La présentatrice ne considère pourtant pas avoir franchi la ligne rouge. Encore avant la sortie du film, elle a écrit sur Instagram : « C’est notre droit de journalistes d’examiner les frontières entre le bien et le mal. On ne peut pas comprendre la nature du mal si on ne pénètre pas sur son territoire »

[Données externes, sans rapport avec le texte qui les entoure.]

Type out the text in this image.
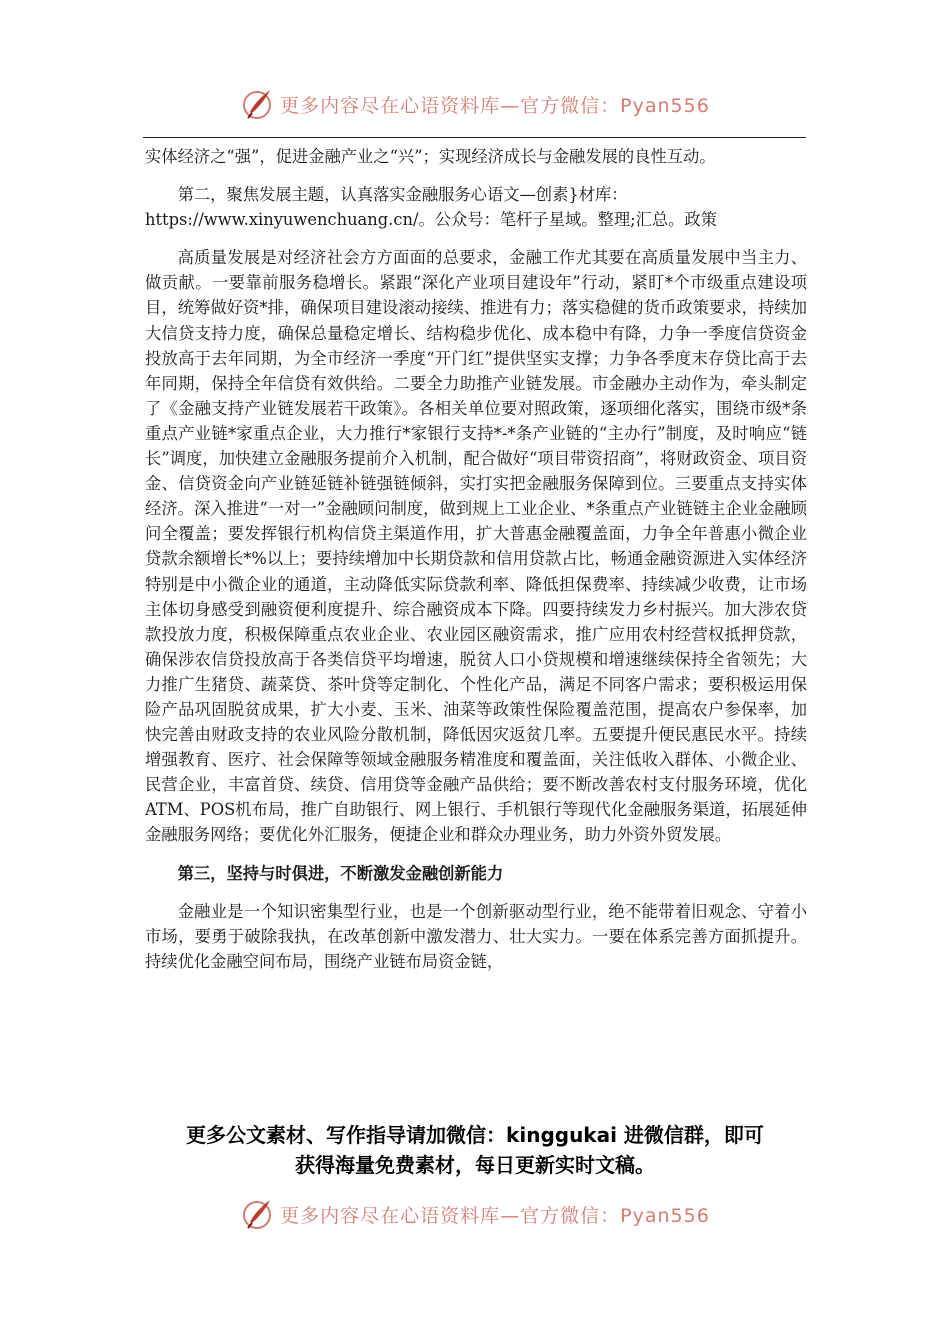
更多内容尽在心语资料库—官方微信：Pyan556

实体经济之“强”，促进金融产业之“兴”；实现经济成长与金融发展的良性互动。

第二，聚焦发展主题，认真落实金融服务心语文—创素}材库：

https://www.xinyuwenchuang.cn/。公众号：笔杆子星域。整理;汇总。政策

高质量发展是对经济社会方方面面的总要求，金融工作尤其要在高质量发展中当主力、做贡献。一要靠前服务稳增长。紧跟“深化产业项目建设年”行动，紧盯*个市级重点建设项目，统筹做好资*排，确保项目建设滚动接续、推进有力；落实稳健的货币政策要求，持续加大信贷支持力度，确保总量稳定增长、结构稳步优化、成本稳中有降，力争一季度信贷资金投放高于去年同期，为全市经济一季度“开门红”提供坚实支撑；力争各季度末存贷比高于去年同期，保持全年信贷有效供给。二要全力助推产业链发展。市金融办主动作为，牵头制定了《金融支持产业链发展若干政策》。各相关单位要对照政策，逐项细化落实，围绕市级*条重点产业链*家重点企业，大力推行*家银行支持*-*条产业链的“主办行”制度，及时响应“链长”调度，加快建立金融服务提前介入机制，配合做好“项目带资招商”，将财政资金、项目资金、信贷资金向产业链延链补链强链倾斜，实打实把金融服务保障到位。三要重点支持实体经济。深入推进“一对一”金融顾问制度，做到规上工业企业、*条重点产业链链主企业金融顾问全覆盖；要发挥银行机构信贷主渠道作用，扩大普惠金融覆盖面，力争全年普惠小微企业贷款余额增长*%以上；要持续增加中长期贷款和信用贷款占比，畅通金融资源进入实体经济特别是中小微企业的通道，主动降低实际贷款利率、降低担保费率、持续减少收费，让市场主体切身感受到融资便利度提升、综合融资成本下降。四要持续发力乡村振兴。加大涉农贷款投放力度，积极保障重点农业企业、农业园区融资需求，推广应用农村经营权抵押贷款，确保涉农信贷投放高于各类信贷平均增速，脱贫人口小贷规模和增速继续保持全省领先；大力推广生猪贷、蔬菜贷、茶叶贷等定制化、个性化产品，满足不同客户需求；要积极运用保险产品巩固脱贫成果，扩大小麦、玉米、油菜等政策性保险覆盖范围，提高农户参保率，加快完善由财政支持的农业风险分散机制，降低因灾返贫几率。五要提升便民惠民水平。持续增强教育、医疗、社会保障等领域金融服务精准度和覆盖面，关注低收入群体、小微企业、民营企业，丰富首贷、续贷、信用贷等金融产品供给；要不断改善农村支付服务环境，优化ATM、POS机布局，推广自助银行、网上银行、手机银行等现代化金融服务渠道，拓展延伸金融服务网络；要优化外汇服务，便捷企业和群众办理业务，助力外资外贸发展。

第三，坚持与时俱进，不断激发金融创新能力

金融业是一个知识密集型行业，也是一个创新驱动型行业，绝不能带着旧观念、守着小市场，要勇于破除我执，在改革创新中激发潜力、壮大实力。一要在体系完善方面抓提升。持续优化金融空间布局，围绕产业链布局资金链，

更多公文素材、写作指导请加微信：kinggukai 进微信群，即可
获得海量免费素材，每日更新实时文稿。
更多内容尽在心语资料库—官方微信：Pyan556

De nombreux défenseurs des droits de l’homme considèrent également que l’interdiction sur la participation et sur la prise de parole dans les médias est un faux virage. « L’attitude à l’égard de Mokhov est univoque, mais c’est la question de la liberté de la parole et elle n’est pas si simple. Tout dépend du contexte dans lequel seront développés les propos de Mokhov dans le matériel final », considère Galina Arapova, directrice du Centre de défense des droits des médias. Le montrer à travers le travail journalistique, mais pas via les shows, est utile pour la société, considère-t-elle. 

Viktor Mokhov

Au lieu d’interdire, l’État aurait dû développer un système d’aide aux victimes de violences, est pour sa part persuadée la directrice du centre Nasiliïou niet (Non à la violence) et docteur en sciences juridiques Anna Rivina. Actuellement, le pays ne dispose pas de mécanisme de protection comme le mandat interdisant toute approche de la victime ou l’interdiction de la contacter via les réseaux sociaux. La surveillance de la part du système pénitentiaire et de la police exige que Mokhov reste sur le territoire où il est enregistré, faute de quoi il se retrouvera sous le coup de sanctions. Néanmoins, si les victimes vivent non loin, elles n’ont plus qu’à déménager. En outre, après la sortie du film, Mokhov a déjà essayé de rajouter Katia sur les réseaux sociaux et elle affirme que même depuis la prison il lui avait écrit depuis un faux compte.   

Ce problème n’aurait pas eu lieu si le système de la justice était organisé de manière différente, estime Rivina. « Dans la pratique américaine, une personne peut écoper de 200 peines à vie. On se dit donc : "C’est quoi ce délire, un seul suffirait". Toutefois, dans le cas de Katia, il y a eu plus de 900 viols, mais ils ont été qualifiés comme un seul. Si on les avait pris en compte tous, cet homme n’aurait jamais pu retrouver la liberté ».